The Financial Silk Road

Bits of History #3

The role of Luxembourg in China’s early opening

– In November 1972, few months after the historic meeting between President Nixon and President Mao (21-28 February), the Grand Duchy of Luxembourg established diplomatic relations with the People’s Republic of China. Only a few years later, in September 1979, Grand Duke Jean of Luxembourg made an official visit to China, where he met with President Deng. The encounter was facilitated by a Luxembourgish engineer, Adolphe Franck, remembered in Luxembourg as a fervent Maoist. Franck had patented a few advanced railway technologies, which he gifted to China.

The same year, economic ties between China and Luxembourg were solidified by the opening of a branch of the Bank of China (BOC) in Luxembourg. At the time, the Grand Duchy was viewed as a more discreet and private international financial centre compared to major European centres such as London (where the BOC was already present, see below), Paris and Frankfurt. Luxembourg offered an environment where international transactions and relationships could be conducted with a high degree of confidentiality. During the Cold War, Luxembourg hosted both American and Soviet banks, underscoring its neutrality and discretion in global finance.

It is therefore unsurprising that China chose Luxembourg as the gateway for its initial steps into the international financial system. Equally unsurprising is the fact that this European branch of the BOC—later to become a cornerstone of Chinese financial presence in Europe and a precursor to subsequent expansions—has often been overlooked by historians of China’s banking system and by scholars of international Chinese finance. Luxembourg appears to have retained its rare capacity for discretion.

The BOC has evolved from institutions originally established with the financial reforms initiated in the final years of the Qing dynasty. It was the first central bank in China to operate with mixed capital, both public and private. The People’s Republic of China, after the Maoist Revolution, inherited the BOC from the Nationalist republican government, which was Beijing’s rival regime. Under President Mao, the BOC operated as part of the People’s Bank of China, China’s central bank.

The BOC of the early People’s Republic was a very different institution compared to its original form. Successive governments have passed down, from the late nineteenth century to the founding of the People’s Republic in 1949, the network of experts and branches across various regions of China, including few overseas branches.

The former Bank of China, the Nationalist government’s central bank, had already established its presence in London as early as 1929—the first Chinese bank to open abroad—under Chiang Kaishek’s government.
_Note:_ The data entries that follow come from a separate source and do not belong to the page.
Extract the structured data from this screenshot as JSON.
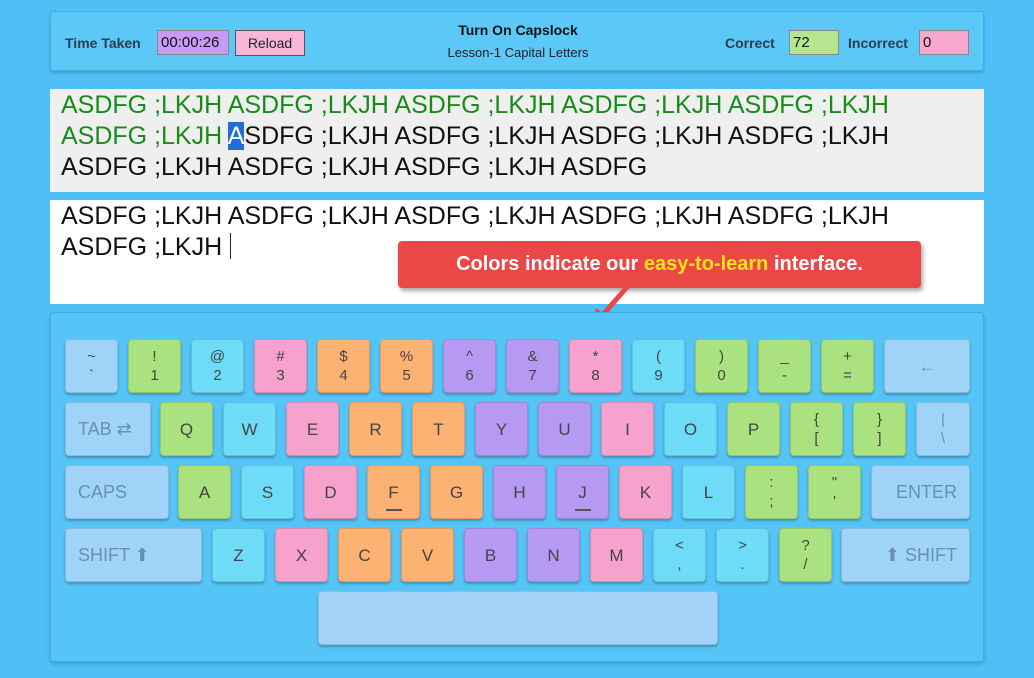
{
  "header": {
    "time_label": "Time Taken",
    "time_value": "00:00:26",
    "reload_label": "Reload",
    "title": "Turn On Capslock",
    "subtitle": "Lesson-1 Capital Letters",
    "correct_label": "Correct",
    "correct_value": "72",
    "incorrect_label": "Incorrect",
    "incorrect_value": "0"
  },
  "target": {
    "done_line1": "ASDFG ;LKJH ASDFG ;LKJH ASDFG ;LKJH ASDFG ;LKJH ASDFG ;LKJH",
    "done_line2": "ASDFG ;LKJH ",
    "current_char": "A",
    "rest_line2": "SDFG ;LKJH ASDFG ;LKJH ASDFG ;LKJH ASDFG ;LKJH",
    "line3": "ASDFG ;LKJH ASDFG ;LKJH ASDFG ;LKJH ASDFG"
  },
  "typed": {
    "line1": "ASDFG ;LKJH ASDFG ;LKJH ASDFG ;LKJH ASDFG ;LKJH ASDFG ;LKJH",
    "line2": "ASDFG ;LKJH"
  },
  "callout": {
    "pre": "Colors indicate our ",
    "highlight": "easy-to-learn",
    "post": " interface."
  },
  "colors": {
    "background": "#4fc0f5",
    "done_text": "#1a8a1a",
    "cursor": "#1d6fd6",
    "callout": "#ec4747",
    "callout_highlight": "#ffe21e"
  },
  "keys": {
    "row1": [
      {
        "top": "~",
        "bot": "`"
      },
      {
        "top": "!",
        "bot": "1"
      },
      {
        "top": "@",
        "bot": "2"
      },
      {
        "top": "#",
        "bot": "3"
      },
      {
        "top": "$",
        "bot": "4"
      },
      {
        "top": "%",
        "bot": "5"
      },
      {
        "top": "^",
        "bot": "6"
      },
      {
        "top": "&",
        "bot": "7"
      },
      {
        "top": "*",
        "bot": "8"
      },
      {
        "top": "(",
        "bot": "9"
      },
      {
        "top": ")",
        "bot": "0"
      },
      {
        "top": "_",
        "bot": "-"
      },
      {
        "top": "+",
        "bot": "="
      },
      {
        "label": "←",
        "icon": "backspace-icon"
      }
    ],
    "row2": [
      {
        "label": "TAB ⇄",
        "icon": "tab-icon"
      },
      {
        "label": "Q"
      },
      {
        "label": "W"
      },
      {
        "label": "E"
      },
      {
        "label": "R"
      },
      {
        "label": "T"
      },
      {
        "label": "Y"
      },
      {
        "label": "U"
      },
      {
        "label": "I"
      },
      {
        "label": "O"
      },
      {
        "label": "P"
      },
      {
        "top": "{",
        "bot": "["
      },
      {
        "top": "}",
        "bot": "]"
      },
      {
        "top": "|",
        "bot": "\\"
      }
    ],
    "row3": [
      {
        "label": "CAPS"
      },
      {
        "label": "A"
      },
      {
        "label": "S"
      },
      {
        "label": "D"
      },
      {
        "label": "F"
      },
      {
        "label": "G"
      },
      {
        "label": "H"
      },
      {
        "label": "J"
      },
      {
        "label": "K"
      },
      {
        "label": "L"
      },
      {
        "top": ":",
        "bot": ";"
      },
      {
        "top": "\"",
        "bot": "'"
      },
      {
        "label": "ENTER"
      }
    ],
    "row4": [
      {
        "label": "SHIFT ⬆"
      },
      {
        "label": "Z"
      },
      {
        "label": "X"
      },
      {
        "label": "C"
      },
      {
        "label": "V"
      },
      {
        "label": "B"
      },
      {
        "label": "N"
      },
      {
        "label": "M"
      },
      {
        "top": "<",
        "bot": ","
      },
      {
        "top": ">",
        "bot": "."
      },
      {
        "top": "?",
        "bot": "/"
      },
      {
        "label": "⬆ SHIFT"
      }
    ]
  }
}
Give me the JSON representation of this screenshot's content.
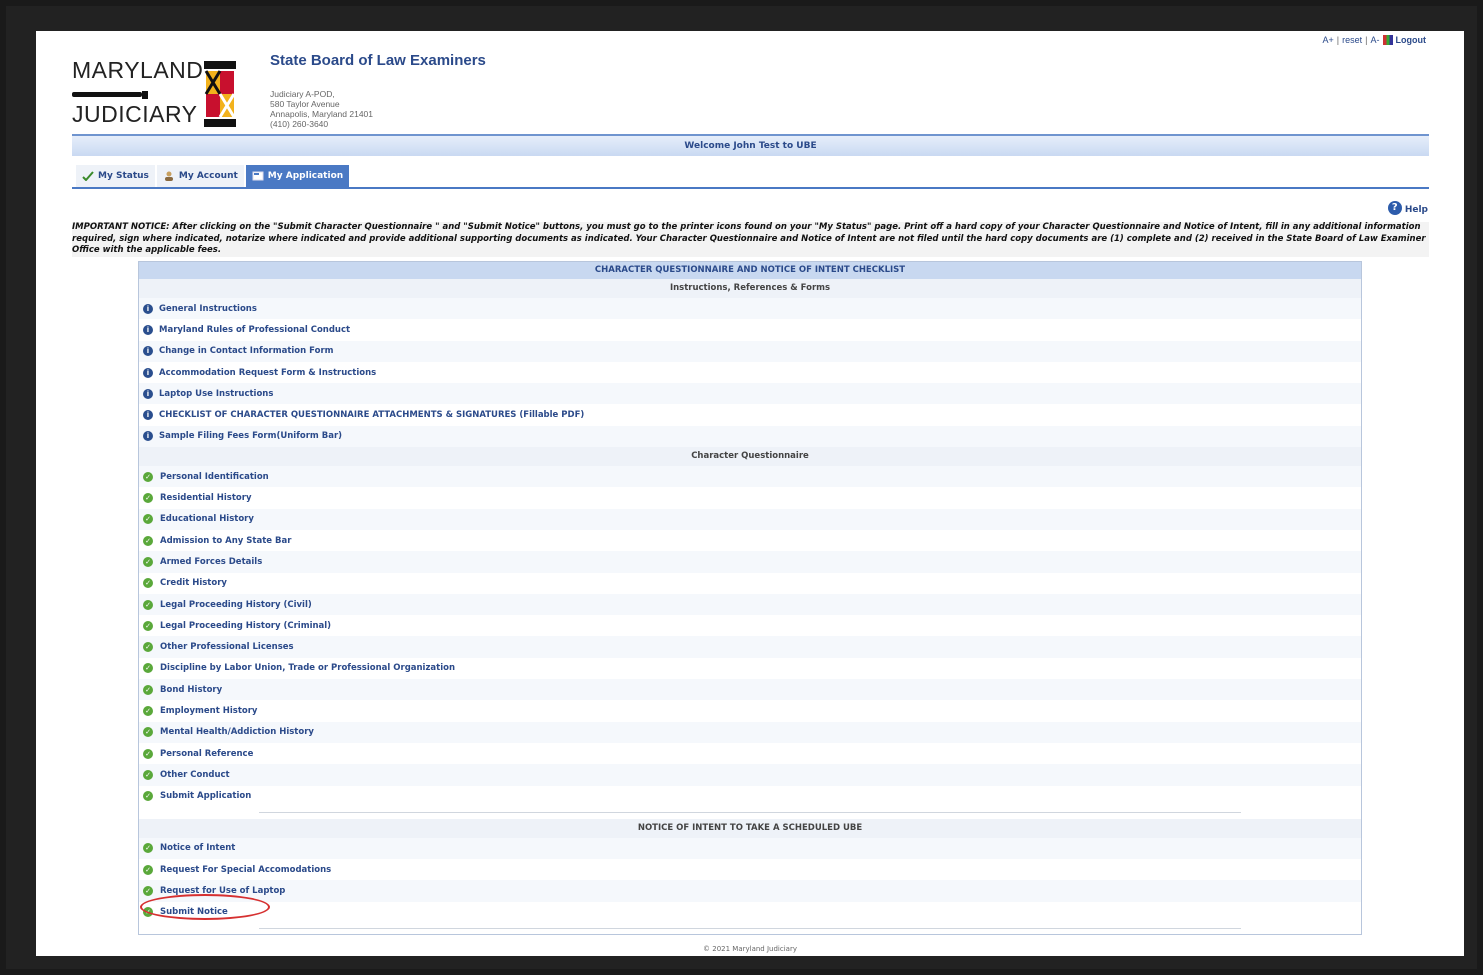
{
  "header": {
    "logo_line1": "MARYLAND",
    "logo_line2": "JUDICIARY",
    "title": "State Board of Law Examiners",
    "address": [
      "Judiciary A-POD,",
      "580 Taylor Avenue",
      "Annapolis, Maryland 21401",
      "(410) 260-3640"
    ],
    "toplinks": {
      "increase": "A+",
      "reset": "reset",
      "decrease": "A-",
      "logout": "Logout"
    }
  },
  "welcome": "Welcome John Test to UBE",
  "tabs": [
    {
      "label": "My Status",
      "icon": "status-icon",
      "active": false
    },
    {
      "label": "My Account",
      "icon": "account-icon",
      "active": false
    },
    {
      "label": "My Application",
      "icon": "application-icon",
      "active": true
    }
  ],
  "help_label": "Help",
  "notice": "IMPORTANT NOTICE: After clicking on the \"Submit Character Questionnaire \" and \"Submit Notice\" buttons, you must go to the printer icons found on your \"My Status\" page. Print off a hard copy of your Character Questionnaire and Notice of Intent, fill in any additional information required, sign where indicated, notarize where indicated and provide additional supporting documents as indicated. Your Character Questionnaire and Notice of Intent are not filed until the hard copy documents are (1) complete and (2) received in the State Board of Law Examiner Office with the applicable fees.",
  "checklist": {
    "title": "CHARACTER QUESTIONNAIRE AND NOTICE OF INTENT CHECKLIST",
    "sections": {
      "instructions": {
        "heading": "Instructions, References & Forms",
        "items": [
          "General Instructions",
          "Maryland Rules of Professional Conduct",
          "Change in Contact Information Form",
          "Accommodation Request Form & Instructions",
          "Laptop Use Instructions",
          "CHECKLIST OF CHARACTER QUESTIONNAIRE ATTACHMENTS & SIGNATURES (Fillable PDF)",
          "Sample Filing Fees Form(Uniform Bar)"
        ]
      },
      "questionnaire": {
        "heading": "Character Questionnaire",
        "items": [
          "Personal Identification",
          "Residential History",
          "Educational History",
          "Admission to Any State Bar",
          "Armed Forces Details",
          "Credit History",
          "Legal Proceeding History (Civil)",
          "Legal Proceeding History (Criminal)",
          "Other Professional Licenses",
          "Discipline by Labor Union, Trade or Professional Organization",
          "Bond History",
          "Employment History",
          "Mental Health/Addiction History",
          "Personal Reference",
          "Other Conduct",
          "Submit Application"
        ]
      },
      "notice_of_intent": {
        "heading": "NOTICE OF INTENT TO TAKE A SCHEDULED UBE",
        "items": [
          "Notice of Intent",
          "Request For Special Accomodations",
          "Request for Use of Laptop",
          "Submit Notice"
        ]
      }
    }
  },
  "footer": "© 2021 Maryland Judiciary",
  "colors": {
    "accent": "#2b4a8a",
    "tab_active": "#4a79c4",
    "check": "#5aa83a",
    "highlight_circle": "#d63030"
  }
}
This branch was closed during the Maoist revolution but later reopened in the 1950s as a branch of the new central bank, with deposits amounting to the equivalent of approximately £12 million. At the time, it remained the only active BOC branch outside of Asia, where the bank maintained a presence in countries such as India, Singapore, Malaysia, and Indonesia.

In the 1930s, the BOC had also opened an agency in New York. However, following the end of the civil war, this agency was absorbed by the International Commercial Bank of China (now known as Mega Bank), headquartered in Taipei, Taiwan, and under the control of the then Nationalist government. The BOC did not reestablish a presence in New York until 1981, two years after opening its branch in Luxembourg.

In 1978, with Deng Xiaoping’s economic reforms, the BOC was separated from the central bank and became one of the country’s “Big Four” state-owned commercial banks, alongside the Agricultural Bank of China, the Industrial and Commercial Bank of China, and the China Construction Bank. The BOC was tasked with managing China’s international financial operations. Though this was not its sole function, it clearly assumed a pivotal role in China’s economic expansion, a role it continues to play today. As well, it assumed a critical role in the emergence of what we now call the Financial Silk Road.

From the very outset of China’s return to the international stage, the country’s financial footprint abroad was shaped by the global expansion of the BOC. In Europe, this expansion followed two distinct axes: the Luxembourg and London branches. Since the 1990s, Luxembourg has become the main hub for Chinese banking networks operating within the European Union, while London serves as the headquarters for those operating in the UK. This bifurcation remains in place to this day, primarily due to regulatory differences between the United Kingdom and continental Europe in the governance of financial institutions.

In a sense, this organizational distinction across jurisdictions later proved advantageous. During the institutional disruptions brought about by Brexit, Chinese financial institutions—thanks to their already compartmentalized network—were relatively well-positioned compared to others. Many international banks, whose operations spanned both sides of the Channel, were compelled to restructure. With the loss of bank passporting rights in the UK, some were forced to convert branches into fully licensed subsidiaries. Chinese banks, by contrast, had already established this dual-track model, allowing them to adapt more smoothly to the post-Brexit financial landscape.

Due to their operational and functional significance, both financial centres of London and Luxembourg represent crucial strategic nodes along the Financial Silk Road, a topic we will explore in greater depth in the future.